The migration behavior of the Yellow-bellied Sapsucker fits perfectly with my suggestion that this bird played a major role in the origination of maple syrup. These birds start to head north from Virginia by March, and few remain by April. They know when to get “home” for the spring thaw and the rising maple sap!

The Yellow-bellied Sapsucker is an eastern bird with closely related western relatives, one of which is the Red-naped Sapsucker. At one time, scientists considered these two birds to be the same species, even though they have differing field marks and their ranges do not overlap much at all.

On the morning of November 9, 2017, I heard a bird making a “crying” sound (as I described it in my notes) that was very similar to that of a Yellow-bellied Sapsucker, except that it was not quite right. The sound had a sad quality to it, as if something were amiss.

Finding the bird in my Autumn Olive just southeast of my house, I was very surprised to see that it was a sapsucker with an obvious red spot on the back of its head (called the “nape”). It was a Red-naped Sapsucker! This was quite an exciting find because this species breeds in the Rocky Mountain region north to British Columbia and Alberta, Canada, and would not normally be here.

However, at the time of my initial sighting, I had no idea just how rare a visitor this bird was in the East. After announcing its presence in my yard on the Virginia bird-listing Internet site, a birder wrote to tell me that this species had only ever been recorded in this half of the country a few times, and that was around Canton, Ohio. Thus, a Red-naped Sapsucker would be a first for the state of Virginia!

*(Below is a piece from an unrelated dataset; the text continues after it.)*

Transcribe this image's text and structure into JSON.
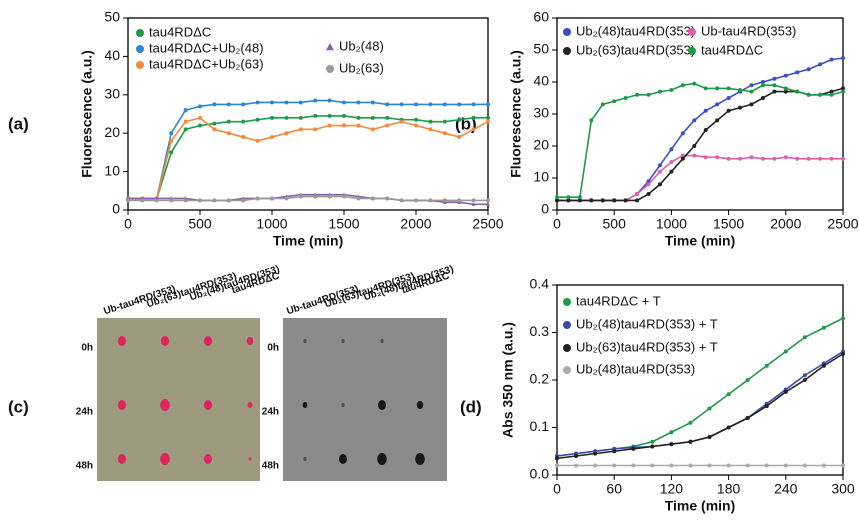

The bird’s most telling feature was the red on the back of the head, but it also had much less black on the breast than a Yellow-bellied Sapsucker, which seems to be very typical of Red-naped Sapsuckers. I discovered this difference by looking at many, many photos online and in books, but surprisingly, I never found mention of it in the literature.

“My” bird was a male because its throat was fully red (the female’s throat is white and red), but it was obviously not an adult because it still showed areas of brownish mottled coloration where an adult male would have more of a white-and-black contrast to its appearance. It showed some adult coloration because the immature Red-naped Sapsucker starts attaining its adult plumage by November of its first year, unlike the immature Yellow-bellied that attains its adult plumage by the following spring.

The bird visited my yard at least 10 times between its first appearance in November and its last in early December, exhibiting interesting behavior that, along with its brownish plumage, corroborated that it was a young bird.

The first few times it was here, it made plaintive sounds—as you would expect from a young bird—as it followed adult Yellow-bellied Sapsuckers around the yard. A couple of times it even landed right next to an adult, a male one time and a female the next, which is not typical adult behavior. Additionally, adult birds would not tolerate this closeness from another adult bird, but would put up with it briefly—as they did—from a young one.

I’ll probably never see a Red-naped Sapsucker in my yard again, and it is highly unlikely anyone in Virginia will ever find one of these birds here. However, it is not hard to spot Yellow-bellied Sapsuckers from fall through early spring, and if you love pure maple syrup as I do, you just might want to quietly thank these birds for the role their species very likely played in bringing you this marvelous natural product!